From your code, it looks like you have the motor controller connected to the hardware serial receive line of the Arduino (pin 0). This pin is also used for programming, which means the LVDSMC is getting all sorts of random commands every time you upload a new sketch, and this could be putting it into a bad state before you ever try to configure it.

Can you briefly reset the board at the beginning of setup() after you call Serial.begin()?

void setup() {
  Serial.begin(9600);
  int reset=2;  
  int start=0x80; //start byte
  int configA=0x02; //change configuration
  int configB=0x02;  //new settings

  pinMode(reset, OUTPUT);      // set reset as output
  digitalWrite(reset, LOW);  // reset the board
  delay(10);
  digitalWrite(reset, HIGH);   // disengages reset
  delay(10);

  // configuration
Serial.write(start);
Serial.write(configA);
Serial.write(configB);
}

- Ben

Actually, I have it connected to pin 1, not 0. Your suggested delays seem to be working though. So big thanks to you for saving the rest of the hair on my head.

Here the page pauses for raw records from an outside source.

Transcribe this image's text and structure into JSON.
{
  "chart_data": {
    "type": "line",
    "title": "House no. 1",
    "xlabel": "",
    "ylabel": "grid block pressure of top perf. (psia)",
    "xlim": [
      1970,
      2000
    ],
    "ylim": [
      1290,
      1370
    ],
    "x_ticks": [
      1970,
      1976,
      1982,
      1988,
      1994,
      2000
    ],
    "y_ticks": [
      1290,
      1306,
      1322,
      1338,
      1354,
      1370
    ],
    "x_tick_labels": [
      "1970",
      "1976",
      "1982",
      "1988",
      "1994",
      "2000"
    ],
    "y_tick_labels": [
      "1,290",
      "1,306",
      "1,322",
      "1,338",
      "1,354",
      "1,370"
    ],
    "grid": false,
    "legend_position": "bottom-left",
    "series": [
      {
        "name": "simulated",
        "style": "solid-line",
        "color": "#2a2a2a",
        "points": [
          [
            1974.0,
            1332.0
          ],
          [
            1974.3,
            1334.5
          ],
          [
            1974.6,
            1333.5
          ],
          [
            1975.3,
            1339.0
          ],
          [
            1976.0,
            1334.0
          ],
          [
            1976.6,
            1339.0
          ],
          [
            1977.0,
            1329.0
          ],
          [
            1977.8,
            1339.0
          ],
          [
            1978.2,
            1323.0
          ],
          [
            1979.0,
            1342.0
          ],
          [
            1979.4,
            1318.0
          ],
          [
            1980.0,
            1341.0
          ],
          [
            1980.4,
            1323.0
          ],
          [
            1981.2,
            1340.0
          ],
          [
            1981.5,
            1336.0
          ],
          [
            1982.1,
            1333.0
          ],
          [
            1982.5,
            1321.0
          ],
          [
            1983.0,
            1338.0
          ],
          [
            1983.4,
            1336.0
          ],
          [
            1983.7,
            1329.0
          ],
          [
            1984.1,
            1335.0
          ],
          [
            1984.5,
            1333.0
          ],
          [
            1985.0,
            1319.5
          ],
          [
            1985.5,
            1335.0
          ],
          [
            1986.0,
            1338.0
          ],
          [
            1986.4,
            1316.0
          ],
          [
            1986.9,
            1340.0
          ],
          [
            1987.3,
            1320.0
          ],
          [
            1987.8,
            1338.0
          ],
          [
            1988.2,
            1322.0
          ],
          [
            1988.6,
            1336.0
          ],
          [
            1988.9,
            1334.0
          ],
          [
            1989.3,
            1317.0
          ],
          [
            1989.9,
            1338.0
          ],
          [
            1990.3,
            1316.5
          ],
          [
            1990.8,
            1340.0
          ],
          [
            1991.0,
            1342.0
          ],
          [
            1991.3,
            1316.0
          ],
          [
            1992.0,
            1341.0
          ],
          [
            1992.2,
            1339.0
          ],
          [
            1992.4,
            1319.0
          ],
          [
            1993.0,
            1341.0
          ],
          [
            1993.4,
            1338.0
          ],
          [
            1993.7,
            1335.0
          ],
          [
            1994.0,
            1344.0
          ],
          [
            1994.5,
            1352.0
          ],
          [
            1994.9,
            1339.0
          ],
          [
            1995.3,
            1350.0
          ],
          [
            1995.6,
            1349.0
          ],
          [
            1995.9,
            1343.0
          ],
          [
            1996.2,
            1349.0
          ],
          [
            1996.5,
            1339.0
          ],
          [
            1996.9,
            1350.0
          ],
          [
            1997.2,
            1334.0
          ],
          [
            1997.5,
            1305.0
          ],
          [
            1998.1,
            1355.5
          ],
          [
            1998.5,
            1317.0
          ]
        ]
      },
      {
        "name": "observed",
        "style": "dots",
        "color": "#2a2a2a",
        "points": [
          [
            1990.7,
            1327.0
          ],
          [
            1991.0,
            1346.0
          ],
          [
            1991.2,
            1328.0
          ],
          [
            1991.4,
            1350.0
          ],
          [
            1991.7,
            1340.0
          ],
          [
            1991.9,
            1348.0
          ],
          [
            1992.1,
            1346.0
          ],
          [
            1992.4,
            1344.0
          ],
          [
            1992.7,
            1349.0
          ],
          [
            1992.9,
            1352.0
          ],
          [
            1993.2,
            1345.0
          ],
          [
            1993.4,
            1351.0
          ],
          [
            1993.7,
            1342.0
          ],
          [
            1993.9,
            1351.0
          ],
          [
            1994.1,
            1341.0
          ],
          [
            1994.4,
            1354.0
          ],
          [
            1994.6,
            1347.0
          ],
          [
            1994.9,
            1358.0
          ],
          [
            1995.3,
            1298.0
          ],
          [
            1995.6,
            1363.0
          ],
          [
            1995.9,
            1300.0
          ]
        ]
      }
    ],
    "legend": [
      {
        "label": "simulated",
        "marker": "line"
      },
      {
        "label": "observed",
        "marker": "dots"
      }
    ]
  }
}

Are there other pins or a different setup you would suggest to avoid the problems of loading in new sketches?

Oops, sorry, I meant pin 1 (Arduino serial transmit). I’m very glad to hear you have it working now. Some Arduinos have multiple UARTs, which would let you use something other than the one used for programming. If your Arduino only has one UART, you could consider using software serial on arbitrary digital I/O pins, but you should continue to do the initial reset since activating the software serial module can put initial noise on the serial lines that confuses the LVDSMC.